Fox’ John Smoltz doesn’t hate baseball. He just sounds that way.
There is no way John Smoltz hates baseball.

LOS ANGELES — No, John Smoltz does not hate baseball.
I’d venture to guess he loves it at least as much as you or I do, perhaps even more, and not just because he made more than $135 million in his 21-year major league career.
His career track suggests a love of the game. He fought back from multiple arm injuries. He continued to take the ball when his skills were abandoning him, as fans of the 2009 Red Sox might recall.
While he still played baseball, he began preparing for a post-playing career of talking about baseball, serving as a guest analyst on TBS in a couple of postseasons. He was a natural, articulate and uncommonly prescient, and he’s worked hard to become even better.
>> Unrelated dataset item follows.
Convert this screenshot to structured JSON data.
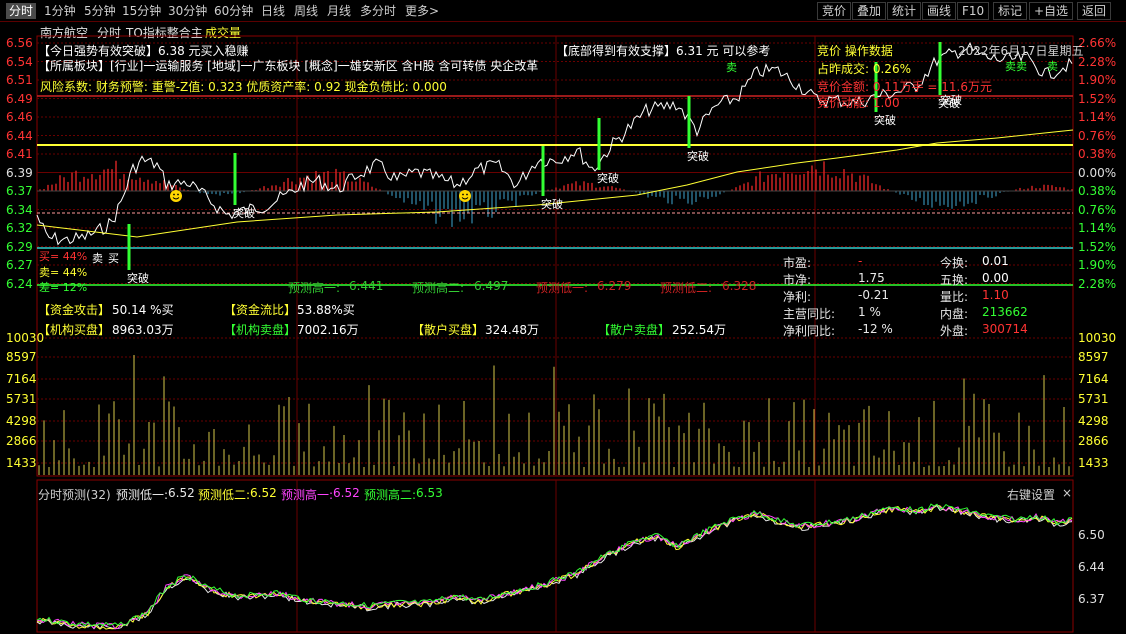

Since 2014, he has been paired with Joe Buck as the color analyst on Fox’ No. 1 baseball broadcast team. Two years ago, during the epic Cubs-Indians World Series, he earned rave reviews for his insight and prescience. It would have been difficult to find anyone other than perhaps Steve Carlton to disagree that he was an enormous upgrade over Tim McCarver.
There is no way John Smoltz hates baseball.
Which is why it’s such a drag that he sometimes comes across that way on Fox’ World Series telecasts.
I’ve been on location for the World Series, so I’ve only seen bits and pieces of Fox’ broadcasts so far. But I’ve seen the clips of Smoltz’s chronic lamenting of the impact of analytics. The e-mail inbox at this address has consistently received anti-Smoltz screeds, and a search of the micro-blogging website Let’s All Hate Everything — commonly known as Twitter — offers plenty of commentary on Smoltz’s commentary that suggests he does not much enjoy the sport.
That perception is clouding reality because of the approach Smoltz takes to analytics. He has said he thinks defensive shifts are “killing’’ the game. And he really does not like the recent development in which a starting pitcher gets pulled after two times around the order but remains in play to pitch in relief in the coming games. That approach has served the Red Sox extremely well this postseason, thanks to the work of Nathan Eovaldi in particular. But such occurrences inevitably bring out the I-don’t-like-it! curmudgeon in Smoltz almost as much as Yasiel Puig’s antics do.
It’s bewildering that Smoltz is a back-in-my-day guy, because his day wasn’t that long ago. He retired after the 2009 season, but he still has contemporaries in the game. He played with Dustin Pedroia in Boston and the Dodgers’ David Freese with the ’09 Cardinals. Craig Kimbrel was in the Braves’ system during Smoltz’s final season with the organization.
Perhaps the changes in the game in recent years make him feel like the game he knew not that long ago is slipping away. It’s OK for him to acknowledge that, and his frustration with how analytics has led to the implementation of these changes, on the Fox broadcasts. But he might want to do it a little less often than he has been.
Of course, Smoltz doesn’t hate baseball. But the perception that one of the sport’s highest-profile broadcasters feels that way — and is using the stage of the World Series to literally broadcast as much — is not good for anyone.
Busy Buck
Busy few days for Buck, even by his usual standards this time of year, when his roles as the No. 1 play by play voice for Fox’ MLB and NFL broadcasts can overlap. He called Games 1 and 2 of the World Series in Boston on Tuesday and Wednesday, flew to Houston for the Thursday night football game between the Texans and Dolphins, then after a delay leaving Houston, he arrived in Los Angeles at 2:30 a.m. Friday to call Game 3, which lasted a mere 7 hours and 20 minutes. And of course, there’s more baseball to come.
Game 3 ratings up
MLB commissioner Rob Manfred acknowledged some frustration that ratings for Games 1 and 2 of the World Series were down year over year, but Friday night’s epic brought in good numbers, earning a 9.5 rating and a 20 share nationally. Boston was the top-rated market with a 30.6 rating and a 56 share.